E. Ray Dorsey has received honoraria for speaking at American Academy of Neurology courses, American Neurological Association, and University of Michigan; received compensation for consulting services from 23andMe, Abbott, Abbvie, American Well, Biogen, Clintrex, DeciBio, Denali Therapeutics, GlaxoSmithKline, Grand Rounds, Karger, Lundbeck, MC10, MedAvante, Medical-legal services, Mednick Associates, National Institute of Neurological Disorders and Stroke, Olson Research Group, Optio, Prilenia, Putnam Associates, Roche, Sanofi, Shire, Sunovion Pharma, Teva, UCB and Voyager Therapeutics; research support from Abbvie, Acadia Pharmaceuticals, AMC Health, Biosensics, Burroughs Wellcome Fund, Davis Phinney Foundation, Duke University, Food and Drug Administration, GlaxoSmithKline, Greater Rochester Health Foundation, Huntington Study Group, Michael J. Fox Foundation, National Institutes of Health/National Institute of Neurological Disorders and Stroke, National Science Foundation, Nuredis Pharmaceuticals, Patient-Centered Outcomes Research Institute, Pfizer, Prana Biotechnology, Raptor Pharmaceuticals, Roche, Safra Foundation, Teva Pharmaceuticals, University of California Irvine; editorial services for Karger Publications; and ownership interests with Grand Rounds (second opinion service).

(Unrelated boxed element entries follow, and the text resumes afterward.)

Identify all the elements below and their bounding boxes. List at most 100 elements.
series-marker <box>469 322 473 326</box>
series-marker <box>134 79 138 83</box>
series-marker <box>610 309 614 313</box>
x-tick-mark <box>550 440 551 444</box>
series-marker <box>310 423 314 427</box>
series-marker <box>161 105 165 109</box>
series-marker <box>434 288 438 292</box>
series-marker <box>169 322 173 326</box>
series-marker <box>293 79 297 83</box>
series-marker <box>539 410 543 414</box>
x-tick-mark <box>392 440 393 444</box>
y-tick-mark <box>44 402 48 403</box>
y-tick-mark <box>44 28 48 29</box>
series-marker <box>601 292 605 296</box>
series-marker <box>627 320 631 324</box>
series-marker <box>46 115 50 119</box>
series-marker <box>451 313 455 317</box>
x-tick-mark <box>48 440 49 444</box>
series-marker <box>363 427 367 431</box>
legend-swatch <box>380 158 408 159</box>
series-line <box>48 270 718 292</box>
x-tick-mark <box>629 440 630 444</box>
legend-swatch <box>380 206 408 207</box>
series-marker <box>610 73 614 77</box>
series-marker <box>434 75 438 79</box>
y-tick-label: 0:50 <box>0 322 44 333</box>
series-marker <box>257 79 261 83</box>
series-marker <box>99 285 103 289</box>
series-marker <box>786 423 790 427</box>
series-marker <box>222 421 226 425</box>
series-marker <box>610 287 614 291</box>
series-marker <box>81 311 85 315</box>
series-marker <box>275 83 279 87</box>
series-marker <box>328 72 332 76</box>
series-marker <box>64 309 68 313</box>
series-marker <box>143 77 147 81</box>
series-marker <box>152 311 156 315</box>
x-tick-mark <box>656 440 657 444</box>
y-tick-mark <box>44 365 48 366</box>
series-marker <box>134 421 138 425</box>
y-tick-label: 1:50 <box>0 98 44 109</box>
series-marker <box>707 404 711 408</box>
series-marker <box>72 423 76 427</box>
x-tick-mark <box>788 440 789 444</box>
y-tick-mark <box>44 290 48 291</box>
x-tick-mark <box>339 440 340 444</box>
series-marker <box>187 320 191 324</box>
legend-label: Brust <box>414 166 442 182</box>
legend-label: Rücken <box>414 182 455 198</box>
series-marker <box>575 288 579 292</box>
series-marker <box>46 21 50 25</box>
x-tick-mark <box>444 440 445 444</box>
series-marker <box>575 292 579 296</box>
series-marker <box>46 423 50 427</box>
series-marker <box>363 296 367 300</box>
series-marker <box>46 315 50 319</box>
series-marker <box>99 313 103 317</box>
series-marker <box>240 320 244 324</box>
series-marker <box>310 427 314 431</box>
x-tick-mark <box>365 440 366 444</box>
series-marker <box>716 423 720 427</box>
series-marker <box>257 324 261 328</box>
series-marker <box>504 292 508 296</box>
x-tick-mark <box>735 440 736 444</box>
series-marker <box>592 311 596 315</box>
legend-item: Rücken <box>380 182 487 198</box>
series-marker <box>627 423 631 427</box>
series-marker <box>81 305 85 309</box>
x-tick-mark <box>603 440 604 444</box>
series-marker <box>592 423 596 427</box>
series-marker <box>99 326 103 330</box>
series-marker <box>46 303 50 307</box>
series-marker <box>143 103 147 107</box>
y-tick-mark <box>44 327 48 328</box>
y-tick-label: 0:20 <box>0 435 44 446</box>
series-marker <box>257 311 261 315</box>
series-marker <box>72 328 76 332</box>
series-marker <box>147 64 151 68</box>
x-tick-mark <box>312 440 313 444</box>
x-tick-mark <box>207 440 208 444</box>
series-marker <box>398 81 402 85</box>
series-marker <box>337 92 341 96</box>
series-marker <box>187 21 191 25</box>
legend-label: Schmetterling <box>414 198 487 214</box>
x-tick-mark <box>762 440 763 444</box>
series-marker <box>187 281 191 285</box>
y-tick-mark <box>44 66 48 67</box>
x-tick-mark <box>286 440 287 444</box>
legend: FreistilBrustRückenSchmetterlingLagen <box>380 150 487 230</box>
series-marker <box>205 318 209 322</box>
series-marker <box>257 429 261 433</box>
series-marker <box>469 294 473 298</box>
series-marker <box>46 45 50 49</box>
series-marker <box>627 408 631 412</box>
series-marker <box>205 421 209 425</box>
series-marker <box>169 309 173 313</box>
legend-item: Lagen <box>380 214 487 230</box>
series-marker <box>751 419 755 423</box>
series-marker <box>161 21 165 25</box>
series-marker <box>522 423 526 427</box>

Jamie L. Adams has no conflict of interest to report related to this manuscript. She received honoraria for speaking at the Huntington Study Group Annual Meeting; received compensation for consulting services from VisualDx; and research support from Azevan Pharmaceuticals, Biogen, Biohaven Pharmaceuticals, Biosensics, Empire Clinical Research Investigator Program, Michael J. Fox Foundation, National Institutes of Health/National Institute of Neurological Disorders and Stroke, NeuroNext Network, Pfizer, and Safra Foundation.